A aprovação nesta semana, pelo Senado Federal, de uma taxa mínima de 2% de ISS para serviços de streaming com cobrança na ponta, ou seja, onde estão os consumidores, deverá provocar a concentração de tais serviços nos grandes centros urbanos do País. Em cidades pequenas, no interior do Brasil, o faturamento gerado não compensa a burocracia e o custo de as empresas se adaptarem para recolher o ISS mensalmente. Vale lembrar que o Brasil tem hoje quase 5,6 mil municípios. A expectativa, portanto, é que serviços como Netflix, Spotify e afins suspendam as vendas nas cidades pequenas, mantendo a atividade somente nos locais onde são efetivamente lucrativas, e que vale a pena ter uma estrutura para o pagamento do imposto municipal.
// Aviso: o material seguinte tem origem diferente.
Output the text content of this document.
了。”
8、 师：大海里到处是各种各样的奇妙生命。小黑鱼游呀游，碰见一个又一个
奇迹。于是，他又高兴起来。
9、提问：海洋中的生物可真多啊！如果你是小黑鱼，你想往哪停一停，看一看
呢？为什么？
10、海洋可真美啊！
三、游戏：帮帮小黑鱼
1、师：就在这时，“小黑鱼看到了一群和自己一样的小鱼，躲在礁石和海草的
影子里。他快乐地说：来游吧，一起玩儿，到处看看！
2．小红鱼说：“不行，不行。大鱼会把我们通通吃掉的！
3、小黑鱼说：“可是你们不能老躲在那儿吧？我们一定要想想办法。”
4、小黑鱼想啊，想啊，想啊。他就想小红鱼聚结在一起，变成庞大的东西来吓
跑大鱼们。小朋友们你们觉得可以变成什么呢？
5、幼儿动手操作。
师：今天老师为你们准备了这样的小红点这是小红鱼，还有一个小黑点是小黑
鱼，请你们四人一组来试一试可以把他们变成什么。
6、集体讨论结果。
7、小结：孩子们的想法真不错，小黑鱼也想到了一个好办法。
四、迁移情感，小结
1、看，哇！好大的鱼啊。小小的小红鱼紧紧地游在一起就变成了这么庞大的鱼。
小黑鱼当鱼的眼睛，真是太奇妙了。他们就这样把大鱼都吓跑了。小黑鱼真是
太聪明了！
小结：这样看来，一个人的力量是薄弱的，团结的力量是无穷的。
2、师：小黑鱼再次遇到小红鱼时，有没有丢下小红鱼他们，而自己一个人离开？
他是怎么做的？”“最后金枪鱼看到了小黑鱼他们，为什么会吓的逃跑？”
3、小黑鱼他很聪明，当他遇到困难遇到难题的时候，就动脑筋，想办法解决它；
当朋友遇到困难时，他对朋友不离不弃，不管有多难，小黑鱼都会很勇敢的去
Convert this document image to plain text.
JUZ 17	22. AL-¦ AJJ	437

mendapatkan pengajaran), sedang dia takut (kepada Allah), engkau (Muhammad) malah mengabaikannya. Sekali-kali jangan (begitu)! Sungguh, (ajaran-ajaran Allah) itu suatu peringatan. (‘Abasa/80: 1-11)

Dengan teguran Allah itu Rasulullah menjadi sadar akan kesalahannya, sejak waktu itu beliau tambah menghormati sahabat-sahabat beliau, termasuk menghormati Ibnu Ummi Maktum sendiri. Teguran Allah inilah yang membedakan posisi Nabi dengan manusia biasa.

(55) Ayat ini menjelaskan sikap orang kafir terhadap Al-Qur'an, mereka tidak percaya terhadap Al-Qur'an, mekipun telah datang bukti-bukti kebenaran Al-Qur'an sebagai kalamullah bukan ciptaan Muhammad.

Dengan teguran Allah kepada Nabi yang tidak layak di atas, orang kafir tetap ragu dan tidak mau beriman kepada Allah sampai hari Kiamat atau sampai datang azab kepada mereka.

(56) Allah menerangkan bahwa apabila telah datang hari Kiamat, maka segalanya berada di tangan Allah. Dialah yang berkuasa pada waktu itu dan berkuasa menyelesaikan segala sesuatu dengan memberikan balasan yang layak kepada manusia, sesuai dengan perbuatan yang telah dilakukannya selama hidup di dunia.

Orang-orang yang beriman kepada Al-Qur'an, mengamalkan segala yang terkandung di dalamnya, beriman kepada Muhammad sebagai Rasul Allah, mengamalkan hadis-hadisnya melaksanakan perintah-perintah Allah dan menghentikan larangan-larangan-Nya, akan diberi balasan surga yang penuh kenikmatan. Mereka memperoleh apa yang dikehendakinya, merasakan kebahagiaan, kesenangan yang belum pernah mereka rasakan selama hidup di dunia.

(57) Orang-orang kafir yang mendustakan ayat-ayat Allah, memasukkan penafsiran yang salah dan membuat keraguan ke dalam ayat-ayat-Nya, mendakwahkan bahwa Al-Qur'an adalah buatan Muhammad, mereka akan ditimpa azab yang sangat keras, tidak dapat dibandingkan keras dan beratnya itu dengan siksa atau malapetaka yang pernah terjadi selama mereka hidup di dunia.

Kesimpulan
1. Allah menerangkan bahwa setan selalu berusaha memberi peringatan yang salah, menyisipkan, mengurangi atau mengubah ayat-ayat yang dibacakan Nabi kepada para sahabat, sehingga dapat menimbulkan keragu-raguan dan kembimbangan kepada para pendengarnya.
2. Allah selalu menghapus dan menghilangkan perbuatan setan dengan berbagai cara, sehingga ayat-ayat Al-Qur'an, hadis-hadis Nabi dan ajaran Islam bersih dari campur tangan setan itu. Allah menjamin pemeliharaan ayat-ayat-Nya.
Essa é a opinião de Rafael Pellon, advogado especializado em direito digital e sócio do escritório FAS Advogados.

“Esse artigo, na prática, destrói o princípio da neutralidade de rede e da universalização da informação no estado brasileiro. As empresas vão escolher os municípios nos quais o custo-benefício é favorável e vão evitar a prestação nos demais”, critica Pellon. “O custo burocrático será tão grande que não fará sentido econômico. Vai se criar uma concentração de disponilidade desses serviços nos grandes centros urbanos”, completa.

A lei aguarda agora a sanção do presidente Michel Temer. Uma vez feito isso, o imposto começa a ser cobrado dentro de 90 dias.

Análise

A crise econômica e a penúria dos municípios pode levar o governo a sancionar essa lei. Seria, contudo, um golpe contra o processo de inclusão digital da sociedade brasileira, provocando um apartheid geográfico de conteúdo digital. De nada adiantará levar rede móvel para os confins do País se seus habitantes não puderem acessar os principais serviços de conteúdo.